Le pregunté por Astorga. Oí, aliviado, que se acordaba del accidente de Lidia con pelos y señales. Durante varios meses, me dijo, en Palermo sólo se habló de aquella fatalidad, quizá porque también los suegros del Chino habían muerto poco después, asfixiados por los gases de un brasero. Sabía que Yolanda, la hija, pasaba sus días en la soledad más absoluta, armando teatros de cartón detrás del escenario y conversando en un inglés inventado con las figuras que se veían al trasluz de la pantalla.

– Me crucé con el padre y con la hija dos o tres veces en la puerta del cine -dijo Emilio-. El encierro y la falta de sol los habían desteñido. Al poco tiempo desaparecieron. Nadie los vio más. Debió de suceder poco después de la caída de Perón.

– Se fueron por culpa del cadáver -dije yo, que conocía la historia.

– Qué cadáver -dijo Emilio, creyendo que se me habían confundido los tiempos-. Lidia murió en el 48. Se marcharon siete u ocho años después.

– Nadie los vio más -dije con desánimo.

– Yo volví a ver al Chino -me corrigió él-. Un domingo, en San Telmo, me paré a comprar cigarrillos en un kiosco. El viejo que me atendió hizo sonar dentro de mí una melodía perdida. «¿Chino?», le pregunté. «Qué hacés, Emilio», me saludó, sin sorpresa. A sus espaldas vi una foto coloreada de Lidia. «Veo que no te volviste a casar, le dije. «Yo para qué», me contestó. «La que se me casó es la nena, ¿te acordás? Vive conmigo, aquí a la vuelta. Tuvo suerte. Le tocó un hombre fuerte, trabajador: alguien mejor que yo.» Seguimos hablando un rato con recelo, como si nos dieran miedo las palabras. No creo que nos dijéramos nada. Todo lo que teníamos para darnos era tiempo vacío.

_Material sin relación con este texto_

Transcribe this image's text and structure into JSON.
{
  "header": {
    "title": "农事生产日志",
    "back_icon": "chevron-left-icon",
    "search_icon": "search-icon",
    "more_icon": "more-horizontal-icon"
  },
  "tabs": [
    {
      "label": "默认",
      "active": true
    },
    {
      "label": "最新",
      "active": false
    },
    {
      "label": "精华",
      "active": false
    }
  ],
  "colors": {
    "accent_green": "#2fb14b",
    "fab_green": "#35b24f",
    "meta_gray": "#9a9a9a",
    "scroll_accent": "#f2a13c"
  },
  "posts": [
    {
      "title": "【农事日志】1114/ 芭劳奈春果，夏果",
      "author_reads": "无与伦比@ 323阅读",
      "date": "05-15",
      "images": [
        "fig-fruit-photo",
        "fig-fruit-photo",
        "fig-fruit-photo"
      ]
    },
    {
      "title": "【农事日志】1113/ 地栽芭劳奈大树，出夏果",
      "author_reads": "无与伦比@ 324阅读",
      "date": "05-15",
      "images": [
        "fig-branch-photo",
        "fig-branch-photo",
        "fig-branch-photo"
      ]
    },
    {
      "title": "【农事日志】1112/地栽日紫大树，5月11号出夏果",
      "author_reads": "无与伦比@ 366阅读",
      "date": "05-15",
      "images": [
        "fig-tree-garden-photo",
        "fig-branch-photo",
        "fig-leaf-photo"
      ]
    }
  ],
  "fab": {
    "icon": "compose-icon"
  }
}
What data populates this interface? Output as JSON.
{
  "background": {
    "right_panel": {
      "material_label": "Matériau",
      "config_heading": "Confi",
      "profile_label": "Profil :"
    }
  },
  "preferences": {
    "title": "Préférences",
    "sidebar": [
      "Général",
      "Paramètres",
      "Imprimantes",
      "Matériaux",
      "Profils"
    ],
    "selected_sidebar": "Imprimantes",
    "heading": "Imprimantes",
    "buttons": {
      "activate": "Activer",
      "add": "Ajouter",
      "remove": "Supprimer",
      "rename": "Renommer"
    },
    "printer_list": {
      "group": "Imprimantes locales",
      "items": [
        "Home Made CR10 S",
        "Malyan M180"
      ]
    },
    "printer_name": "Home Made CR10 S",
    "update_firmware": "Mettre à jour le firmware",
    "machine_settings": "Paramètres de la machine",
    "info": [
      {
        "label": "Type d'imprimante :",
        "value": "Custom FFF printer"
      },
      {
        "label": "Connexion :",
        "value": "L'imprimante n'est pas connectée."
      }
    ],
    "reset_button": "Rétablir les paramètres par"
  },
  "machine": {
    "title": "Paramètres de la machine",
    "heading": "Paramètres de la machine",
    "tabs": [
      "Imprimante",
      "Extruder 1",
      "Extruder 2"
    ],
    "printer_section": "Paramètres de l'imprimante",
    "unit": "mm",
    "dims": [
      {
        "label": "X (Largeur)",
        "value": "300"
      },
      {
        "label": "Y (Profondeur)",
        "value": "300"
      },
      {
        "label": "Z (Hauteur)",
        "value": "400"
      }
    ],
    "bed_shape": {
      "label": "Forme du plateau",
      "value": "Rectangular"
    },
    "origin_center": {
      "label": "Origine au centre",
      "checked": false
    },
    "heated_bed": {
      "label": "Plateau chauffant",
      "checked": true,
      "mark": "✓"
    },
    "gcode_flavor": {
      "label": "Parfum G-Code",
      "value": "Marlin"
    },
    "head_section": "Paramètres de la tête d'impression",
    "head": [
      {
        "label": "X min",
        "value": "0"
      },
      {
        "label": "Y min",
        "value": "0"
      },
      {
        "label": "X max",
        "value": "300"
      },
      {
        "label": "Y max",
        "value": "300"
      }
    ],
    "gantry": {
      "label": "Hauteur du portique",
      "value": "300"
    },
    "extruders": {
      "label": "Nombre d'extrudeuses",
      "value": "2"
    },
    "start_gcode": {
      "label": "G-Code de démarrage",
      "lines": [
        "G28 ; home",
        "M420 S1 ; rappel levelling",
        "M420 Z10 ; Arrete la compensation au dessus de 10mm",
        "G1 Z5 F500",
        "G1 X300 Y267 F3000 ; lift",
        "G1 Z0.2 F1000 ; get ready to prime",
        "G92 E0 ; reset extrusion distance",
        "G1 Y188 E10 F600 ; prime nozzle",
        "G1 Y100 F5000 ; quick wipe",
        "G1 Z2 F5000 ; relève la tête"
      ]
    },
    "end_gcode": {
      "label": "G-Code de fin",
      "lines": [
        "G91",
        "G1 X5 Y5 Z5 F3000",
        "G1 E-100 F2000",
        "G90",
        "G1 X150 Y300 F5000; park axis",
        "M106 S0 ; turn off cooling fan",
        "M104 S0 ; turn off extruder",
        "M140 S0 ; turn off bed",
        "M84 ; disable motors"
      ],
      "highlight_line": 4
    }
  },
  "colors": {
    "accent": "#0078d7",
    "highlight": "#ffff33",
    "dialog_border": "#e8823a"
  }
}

– ¿Cuánto hace de eso? -le pregunté.

Quién sabe, ya varios años. Pasé por el kiosco varias veces más, pero siempre lo encontré cerrado. Ahora hay allí una empresa de teléfonos y faxes.

– ¿En San Telmo? -dije-. Yo vivo ahí.

– Ya lo sé -dijo Emilio-. El kiosco quedaba enfrente de tu casa.

Esa misma tarde emprendí la búsqueda del Chino, y creo que nunca me costó tanto dar con alguien al que tuve tan cerca. El kiosco había pasado de una mano a otra, al compás de las inflaciones y de los infortunios nacionales: a la gente se le desvanecía el pasado más rápido de lo que tardaba en llegar el presente. Seguí una cadena de pistas falsas. De un almacén en Mataderos derivé a otro en Pompeya y de allí a un asilo de ancianos en Lanús. Por fin, alguien recordó a un hombre de ojos oblicuos en una casa de vecindad de la calle Carlos Calvo, a la vuelta del kiosco donde había comenzado todo.

Más de una vez he contado a mis amigos lo que pasó desde entonces, y he tropezado siempre con los mismos signos de incredulidad: no porque la historia sea inverosímil -no lo es-, sino porque parece irreal.

No Sabía si el Chino estaba vivo o muerto, como dije. Lo habían visto en el segundo piso de un edificio decrépito, cuyas galerías rectangulares daban a un patio de baldosas. Allí entré una mañana de primavera. De los barandales colgaban toallas, sábanas y otras intimidades de unas veinte familias.